CONCERNS ABOUT CLIENT CONTRACTS
But whereas that precept would come from the SEC, the Department of Labor operates under a different and in some ways more stringent fiduciary statute: the 1974 Employee Retirement Income Security Act.
The Labor Department is seeking to clamp down on conflicts by expanding the definition of a fiduciary under ERISA to include a wide range of actors in the retirement space. If the proposal as written were to become the law of the land, critics say that essentially all retirement-related advice would be subject to the ERISA fiduciary standard, which would mean that common business models like commissions and revenue sharing would be permissible only if an advisor entered into a contractual relationship with a client ahead of time. That provision -- the so-called best interest contract exemption -- could have the perverse effect of driving away many prospective new clients, some argue, while compelling current clients to sign a contract to continue to receive advice.
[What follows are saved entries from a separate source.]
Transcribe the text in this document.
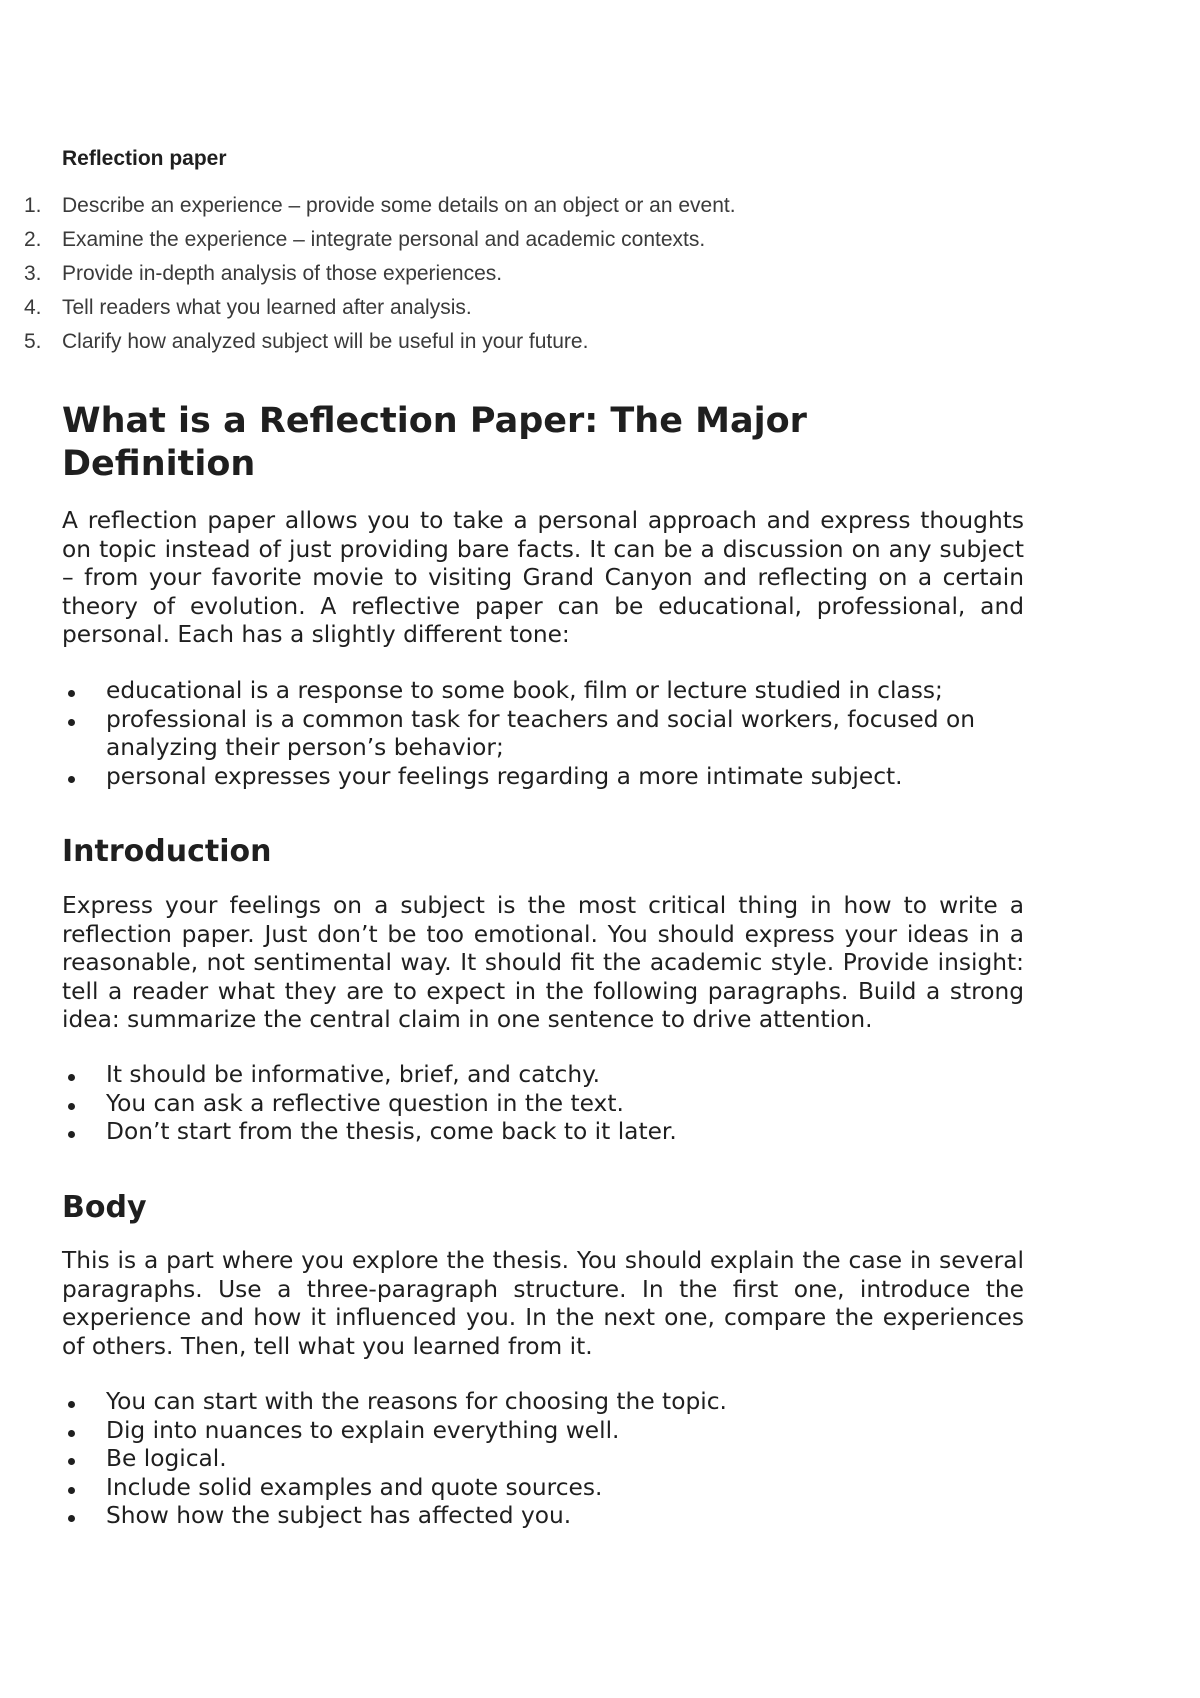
Reflection paper
1. Describe an experience – provide some details on an object or an event.
2. Examine the experience – integrate personal and academic contexts.
3. Provide in-depth analysis of those experiences.
4. Tell readers what you learned after analysis.
5. Clarify how analyzed subject will be useful in your future.
What is a Reflection Paper: The Major Definition

A reflection paper allows you to take a personal approach and express thoughts on topic instead of just providing bare facts. It can be a discussion on any subject – from your favorite movie to visiting Grand Canyon and reflecting on a certain theory of evolution. A reflective paper can be educational, professional, and personal. Each has a slightly different tone:

educational is a response to some book, film or lecture studied in class;
professional is a common task for teachers and social workers, focused on analyzing their person’s behavior;
personal expresses your feelings regarding a more intimate subject.
Introduction

Express your feelings on a subject is the most critical thing in how to write a reflection paper. Just don’t be too emotional. You should express your ideas in a reasonable, not sentimental way. It should fit the academic style. Provide insight: tell a reader what they are to expect in the following paragraphs. Build a strong idea: summarize the central claim in one sentence to drive attention.

It should be informative, brief, and catchy.
You can ask a reflective question in the text.
Don’t start from the thesis, come back to it later.
Body

This is a part where you explore the thesis. You should explain the case in several paragraphs. Use a three-paragraph structure. In the first one, introduce the experience and how it influenced you. In the next one, compare the experiences of others. Then, tell what you learned from it.

You can start with the reasons for choosing the topic.
Dig into nuances to explain everything well.
Be logical.
Include solid examples and quote sources.
Show how the subject has affected you.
"The bottom line is that nearly all retail financial advisors -- whether affiliated with a broker-dealer or investment advisor -- will fall under the definition," Bellaire says.
FSI is also warning about the new disclosures and compliance requirements the DoL's rule would entail, including information that advisors would have to include on their websites, cost disclosures projected out over years' time, and, perhaps most burdensome, the obligation to generate in machine-readable format every potential form of compensation that advisors could receive through the products they recommend.
"This is a hugely complex and costly undertaking that firms do not currently provide in any format," Bellaire says.
The Labor Department is accepting comments on its proposal through July 21, and is planning to hold a public hearing on the matter in August. At that point, the department will reopen the comment period for another month.
The question of conflicts is at the heart of the issue. Defenders of the Labor Department's rulemaking, among them Knut Rostad of the Institute for the Fiduciary Standard, question the sincerity of some industry groups when they profess support for the spirit of the proposal, while raising fierce opposition to the initiative since the department proposed a first draft in 2010.
"Complaining just doesn't cut it," Rostad writes in an email.
WHO’S BEST INTEREST?
After all, he argues, conflicted advice almost invariably runs counter to advice that's in the best interests of the client, so is it possible that the real fight is over preserving a business model that might be harmful to consumers?
"DoL's proposal can be improved -- no doubt -- with industry input," Rostad says. "Yet the overriding fact remains that overcoming harms of conflicted advice is hard work because conflicts contradict best-interest advice."